With unacceptable cuts to essential city services on the chopping block, we need to focus on one of the biggest recurring expenditure items in the budget. With healthcare costs accounting for nearly $11 billion in the city budget and hospital rates being the primary driver of those costs, we need to correct this area of overspending. A report by the 32BJ Health Fund found that if the city’s spending standards matched what Medicare paid, it would save $2 billion a year in hospital costs. That’s a huge amount of money, especially given the tight budget.

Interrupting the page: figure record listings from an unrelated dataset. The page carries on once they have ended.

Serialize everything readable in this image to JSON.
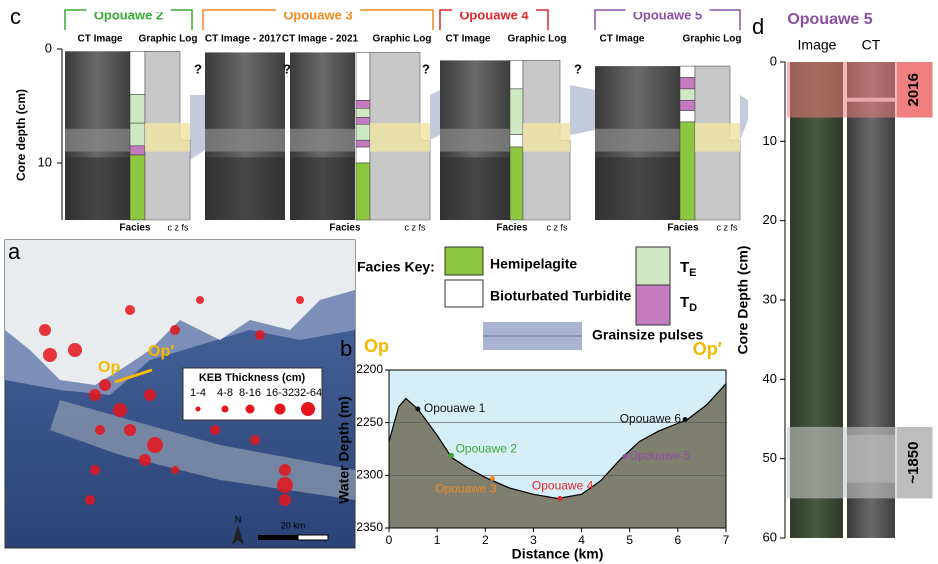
{
  "figure": {
    "panel_c": {
      "label": "c",
      "y_label": "Core depth (cm)",
      "ylim": [
        0,
        15
      ],
      "yticks": [
        0,
        10
      ],
      "cores": [
        {
          "name": "Opouawe 2",
          "color": "#3aa935",
          "columns": [
            "CT Image",
            "Graphic Log"
          ],
          "questions": [
            "?"
          ],
          "facies_label": "Facies",
          "grain_label": "c z fs"
        },
        {
          "name": "Opouawe 3",
          "color": "#f28a1e",
          "columns": [
            "CT Image - 2017",
            "CT Image - 2021",
            "Graphic Log"
          ],
          "questions": [
            "?",
            "?"
          ],
          "facies_label": "Facies",
          "grain_label": "c z fs"
        },
        {
          "name": "Opouawe 4",
          "color": "#e3262b",
          "columns": [
            "CT Image",
            "Graphic Log"
          ],
          "questions": [
            "?"
          ],
          "facies_label": "Facies",
          "grain_label": "c z fs"
        },
        {
          "name": "Opouawe 5",
          "color": "#8d4fa3",
          "columns": [
            "CT Image",
            "Graphic Log"
          ],
          "questions": [],
          "facies_label": "Facies",
          "grain_label": "c z fs"
        }
      ]
    },
    "key": {
      "title": "Facies Key:",
      "hemipelagite": "Hemipelagite",
      "bioturbated": "Bioturbated Turbidite",
      "te": {
        "main": "T",
        "sub": "E"
      },
      "td": {
        "main": "T",
        "sub": "D"
      },
      "pulses": "Grainsize pulses"
    },
    "panel_a": {
      "label": "a",
      "op": "Op",
      "op_prime": "Op′",
      "legend_title": "KEB Thickness (cm)",
      "legend_sizes": [
        "1-4",
        "4-8",
        "8-16",
        "16-32",
        "32-64"
      ],
      "north": "N",
      "scale": "20 km"
    },
    "panel_b": {
      "label": "b",
      "op": "Op",
      "op_prime": "Op′"
    },
    "panel_d": {
      "label": "d",
      "title": "Opouawe 5",
      "columns": [
        "Image",
        "CT"
      ],
      "y_label": "Core Depth (cm)",
      "ylim": [
        0,
        60
      ],
      "yticks": [
        0,
        10,
        20,
        30,
        40,
        50,
        60
      ],
      "annotations": [
        "2016",
        "~1850"
      ]
    }
  },
  "chart_data": {
    "type": "line",
    "x_label": "Distance (km)",
    "y_label": "Water Depth (m)",
    "xlim": [
      0,
      7
    ],
    "xticks": [
      0,
      1,
      2,
      3,
      4,
      5,
      6,
      7
    ],
    "ylim": [
      2200,
      2350
    ],
    "yticks": [
      2200,
      2250,
      2300,
      2350
    ],
    "y_inverted": true,
    "grid": true,
    "x": [
      0,
      0.2,
      0.35,
      0.6,
      1,
      1.3,
      1.6,
      2,
      2.5,
      3,
      3.5,
      4,
      4.4,
      4.8,
      5.2,
      5.6,
      6.2,
      6.6,
      7
    ],
    "values": [
      2268,
      2235,
      2227,
      2237,
      2262,
      2283,
      2292,
      2302,
      2312,
      2318,
      2322,
      2318,
      2305,
      2285,
      2268,
      2258,
      2247,
      2233,
      2213
    ],
    "color": "#7f7f6f",
    "points": [
      {
        "name": "Opouawe 1",
        "color": "#111111",
        "x": 0.6,
        "y": 2237
      },
      {
        "name": "Opouawe 2",
        "color": "#3aa935",
        "x": 1.3,
        "y": 2281
      },
      {
        "name": "Opouawe 3",
        "color": "#f28a1e",
        "x": 2.15,
        "y": 2303
      },
      {
        "name": "Opouawe 4",
        "color": "#e3262b",
        "x": 3.55,
        "y": 2322
      },
      {
        "name": "Opouawe 5",
        "color": "#8d4fa3",
        "x": 4.9,
        "y": 2282
      },
      {
        "name": "Opouawe 6",
        "color": "#111111",
        "x": 6.15,
        "y": 2247
      }
    ]
  }
}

Earlier this year, the City Council unanimously passed the Healthcare Accountability and Consumer Protection Act, and Mayor Eric Adams signed this critical legislation into law. New York City is now establishing the Office of Health Care Accountability, the first of its kind for a municipality in the country that could be a powerful model to bring an affordable, accessible, and transparent health care system. The office has the authority to publish and compare hospital prices, analyze healthcare costs for city employees, and collect and make recommendations to reduce excessive costs. An Office of Health Care Accountability would finally allow New York City to use its purchasing power to stop the very practices that lead to higher healthcare prices.
Our city cannot handle health care spending that has risen to more than 10% of our annual city budget. In 2000, the city spent more than $1.6 billion on health insurance for its employees, dependents, and retirees. In 2017, this cost increased to over $6.3 billion and will continue to rise to an estimated $11 billion by 2023. The cost of health care is astronomical, with the price of giving birth in New York City alone ranging from $17,000 to $55,000. In our current fiscal crisis, it would be irresponsible not to use federal healthcare price transparency rules that have proven to save the city significant funding.
California, New Hampshire, Massachusetts, and Rhode Island all use price transparency to save taxpayer dollars and reduce costs for consumers. A 2019 analysis of transparency efforts in New Hampshire found that over five years, the cost of medical imaging procedures, such as MRIs, decreased by 5% for patients. Estimates for New York State show that we could save nearly $5 billion a year by taking advantage of healthcare price transparency policies.
By February 2024, city law mandates that the Office of Health Care Accountability be operational. To effectively reduce the city’s healthcare spending, the office must have a core team of analysts, data engineers, and hospital pricing subject matter experts to begin the data collection process and build an internal data warehouse. Reducing health care costs will save billions of dollars each fiscal year, money that the administration can use to balance budget management and city services, making real exemptions for essential quality services. like life, affordable housing, education, and child care services from cuts and hiring freezes that would destabilize the city.
Balancing a budget with no federal COVID-19 stimulus funding coupled with increased costs for asylum seekers calls for a targeted approach that cuts programs without data metrics to support their effectiveness. As someone who has led many city agencies as a commissioner, I have personal experience with PEGs, cutting programs without evidence-based data support, and creating new revenue streams for the city. Even if the $1 billion spent on Thrive or other programs doesn’t produce the rigorous results we need from agency programs, it should be done instead of covering education and cutting sanitation. We cannot ignore one of the biggest recurring budget costs: the increase in out-of-control health care spending, especially when we have a new tool that can lower these costs.
It is important that Mayor Adams adequately staff the Office of Healthcare Accountability to save taxpayer dollars, protect consumers, and bring fairness and transparency to health care services.